The results suggested that BTP (50, 75, and 100 μg/ml) could induce remarkable apoptosis in osteoclasts (RANKL induced RAW 264.7 cells). Furthermore, the apoptosis markers of C-caspase-3, bcl-2, and bax were determined. As shown in Figure 8, BTP could upregulate the expression of C-caspase three and bax, downregulating bcl-2 expression in osteoclasts in a dose-dependent manner.

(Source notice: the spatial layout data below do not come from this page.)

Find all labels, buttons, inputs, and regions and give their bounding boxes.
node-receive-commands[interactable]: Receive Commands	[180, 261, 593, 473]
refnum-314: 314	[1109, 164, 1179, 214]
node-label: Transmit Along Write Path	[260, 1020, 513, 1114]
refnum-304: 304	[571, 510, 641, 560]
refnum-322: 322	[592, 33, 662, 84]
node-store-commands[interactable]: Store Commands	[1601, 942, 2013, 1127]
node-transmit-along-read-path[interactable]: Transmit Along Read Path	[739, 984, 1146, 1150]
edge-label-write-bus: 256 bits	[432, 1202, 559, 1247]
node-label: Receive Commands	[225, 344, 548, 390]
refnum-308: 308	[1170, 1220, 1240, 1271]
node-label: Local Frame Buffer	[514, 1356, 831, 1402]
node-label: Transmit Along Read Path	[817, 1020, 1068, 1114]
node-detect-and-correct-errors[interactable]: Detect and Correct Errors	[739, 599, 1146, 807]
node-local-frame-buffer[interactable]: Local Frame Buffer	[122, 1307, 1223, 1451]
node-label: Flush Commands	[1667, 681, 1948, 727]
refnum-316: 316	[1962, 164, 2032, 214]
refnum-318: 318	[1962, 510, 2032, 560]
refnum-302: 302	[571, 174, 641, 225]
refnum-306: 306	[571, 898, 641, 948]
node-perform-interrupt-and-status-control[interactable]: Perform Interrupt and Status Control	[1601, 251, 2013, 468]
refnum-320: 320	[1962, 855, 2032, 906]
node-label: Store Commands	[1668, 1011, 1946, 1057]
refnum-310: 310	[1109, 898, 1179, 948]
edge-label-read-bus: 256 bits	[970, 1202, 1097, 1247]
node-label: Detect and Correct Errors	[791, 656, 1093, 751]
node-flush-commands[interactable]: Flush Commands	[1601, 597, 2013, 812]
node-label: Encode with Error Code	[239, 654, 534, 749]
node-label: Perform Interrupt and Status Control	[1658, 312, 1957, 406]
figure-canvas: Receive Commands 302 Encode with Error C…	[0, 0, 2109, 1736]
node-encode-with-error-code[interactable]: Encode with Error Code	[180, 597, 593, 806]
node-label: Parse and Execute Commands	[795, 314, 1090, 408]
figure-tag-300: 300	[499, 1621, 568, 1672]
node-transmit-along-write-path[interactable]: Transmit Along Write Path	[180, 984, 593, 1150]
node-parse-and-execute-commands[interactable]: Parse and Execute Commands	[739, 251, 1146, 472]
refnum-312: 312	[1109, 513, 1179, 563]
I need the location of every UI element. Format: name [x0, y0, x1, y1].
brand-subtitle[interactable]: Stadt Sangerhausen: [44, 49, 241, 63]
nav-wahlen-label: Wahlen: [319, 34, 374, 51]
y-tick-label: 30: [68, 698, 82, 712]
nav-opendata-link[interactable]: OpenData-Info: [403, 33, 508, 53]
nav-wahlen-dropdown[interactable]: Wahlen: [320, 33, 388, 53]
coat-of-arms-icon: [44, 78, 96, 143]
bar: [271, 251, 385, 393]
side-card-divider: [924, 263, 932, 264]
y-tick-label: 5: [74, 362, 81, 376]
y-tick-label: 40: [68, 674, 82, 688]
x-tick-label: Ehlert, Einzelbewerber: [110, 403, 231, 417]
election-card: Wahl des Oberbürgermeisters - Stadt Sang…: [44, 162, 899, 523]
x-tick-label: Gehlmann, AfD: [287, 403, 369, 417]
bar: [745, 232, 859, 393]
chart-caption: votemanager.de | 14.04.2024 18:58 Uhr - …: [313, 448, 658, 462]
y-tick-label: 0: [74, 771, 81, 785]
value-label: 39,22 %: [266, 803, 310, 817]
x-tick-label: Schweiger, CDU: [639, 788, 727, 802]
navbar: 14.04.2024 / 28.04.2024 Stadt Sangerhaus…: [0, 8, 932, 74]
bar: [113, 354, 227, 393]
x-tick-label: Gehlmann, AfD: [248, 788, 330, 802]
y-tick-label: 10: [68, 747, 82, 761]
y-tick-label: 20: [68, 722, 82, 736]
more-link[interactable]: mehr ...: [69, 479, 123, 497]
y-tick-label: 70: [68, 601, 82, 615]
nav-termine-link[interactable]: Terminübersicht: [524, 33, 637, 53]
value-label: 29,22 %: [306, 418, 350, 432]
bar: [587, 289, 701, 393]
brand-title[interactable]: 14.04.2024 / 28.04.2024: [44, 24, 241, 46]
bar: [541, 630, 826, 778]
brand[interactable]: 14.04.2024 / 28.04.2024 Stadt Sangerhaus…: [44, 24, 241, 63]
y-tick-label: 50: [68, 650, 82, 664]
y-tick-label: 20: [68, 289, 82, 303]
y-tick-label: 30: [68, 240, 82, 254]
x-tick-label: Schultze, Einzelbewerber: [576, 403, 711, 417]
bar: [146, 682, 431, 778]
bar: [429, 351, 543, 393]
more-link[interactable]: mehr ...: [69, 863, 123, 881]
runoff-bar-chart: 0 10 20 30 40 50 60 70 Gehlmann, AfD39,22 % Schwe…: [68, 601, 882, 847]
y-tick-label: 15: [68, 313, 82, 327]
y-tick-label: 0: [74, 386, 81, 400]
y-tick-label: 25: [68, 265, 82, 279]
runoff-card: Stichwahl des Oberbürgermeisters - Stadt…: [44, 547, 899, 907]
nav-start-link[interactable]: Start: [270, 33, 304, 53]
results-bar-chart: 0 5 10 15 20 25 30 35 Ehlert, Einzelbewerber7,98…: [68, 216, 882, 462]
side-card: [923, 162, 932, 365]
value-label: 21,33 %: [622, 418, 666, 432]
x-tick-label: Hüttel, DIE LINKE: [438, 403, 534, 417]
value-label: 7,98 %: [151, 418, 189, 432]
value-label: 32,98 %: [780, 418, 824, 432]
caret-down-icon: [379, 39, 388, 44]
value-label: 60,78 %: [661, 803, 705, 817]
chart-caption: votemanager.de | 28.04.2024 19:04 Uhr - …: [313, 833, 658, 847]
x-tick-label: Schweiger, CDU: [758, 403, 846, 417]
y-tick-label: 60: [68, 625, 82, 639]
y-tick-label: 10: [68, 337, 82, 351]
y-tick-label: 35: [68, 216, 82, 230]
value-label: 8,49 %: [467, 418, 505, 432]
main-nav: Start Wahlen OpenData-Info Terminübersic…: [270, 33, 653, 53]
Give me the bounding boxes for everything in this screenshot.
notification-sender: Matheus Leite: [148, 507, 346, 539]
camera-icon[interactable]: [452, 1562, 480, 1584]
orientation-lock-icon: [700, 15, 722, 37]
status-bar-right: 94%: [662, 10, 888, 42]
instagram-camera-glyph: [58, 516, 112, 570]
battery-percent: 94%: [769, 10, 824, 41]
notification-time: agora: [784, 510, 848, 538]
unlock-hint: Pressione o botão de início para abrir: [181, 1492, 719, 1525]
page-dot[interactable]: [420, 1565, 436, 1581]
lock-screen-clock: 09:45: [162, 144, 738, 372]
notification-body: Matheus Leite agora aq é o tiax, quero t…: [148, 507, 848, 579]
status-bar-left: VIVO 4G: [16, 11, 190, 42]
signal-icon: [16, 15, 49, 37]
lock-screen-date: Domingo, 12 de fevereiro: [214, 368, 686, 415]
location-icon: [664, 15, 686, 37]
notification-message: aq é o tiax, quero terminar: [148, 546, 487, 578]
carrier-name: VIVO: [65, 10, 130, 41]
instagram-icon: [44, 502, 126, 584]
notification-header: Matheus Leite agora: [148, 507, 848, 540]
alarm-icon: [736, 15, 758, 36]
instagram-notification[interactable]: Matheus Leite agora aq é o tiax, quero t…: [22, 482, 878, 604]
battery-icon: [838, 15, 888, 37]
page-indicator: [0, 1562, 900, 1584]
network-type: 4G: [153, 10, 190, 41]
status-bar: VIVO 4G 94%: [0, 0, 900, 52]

The PI3K/Akt pathway is a classical signaling pathway responsible for regulating cell proliferation, differentiation, apoptosis, and a series of critical physiological activities. Nevertheless, only the phosphorylation of PI3K and Akt mainly participate in these physiological activities. Besides, growing numbers of studies have found that cell apoptosis is closely related to the PI3K/Akt pathway (Xue and Feng, 2018; Zhan and Yan, 2020). Therefore, we evaluated the effect of BTP on the PI3K/Akt pathway in osteoclasts. In the present study, both immunofluorescence and western blot assays were performed to determine the effect of BTP on the PI3K/Akt signaling pathway in osteoclasts. The results revealed that after pretreatment with BTP, the expression of p-Akt and p-PI3K was reduced, while no noticeable change was evident in the expression of AKT and PI3K compared to the control group (Figure 8B). Likewise, as presented in Figure 8C, the result of the immunofluorescence revealed that green fluorescence becomes weaker, indicating that the expression of p-Akt was reduced, and the red fluorescence (the expression of Akt) had no apparent change.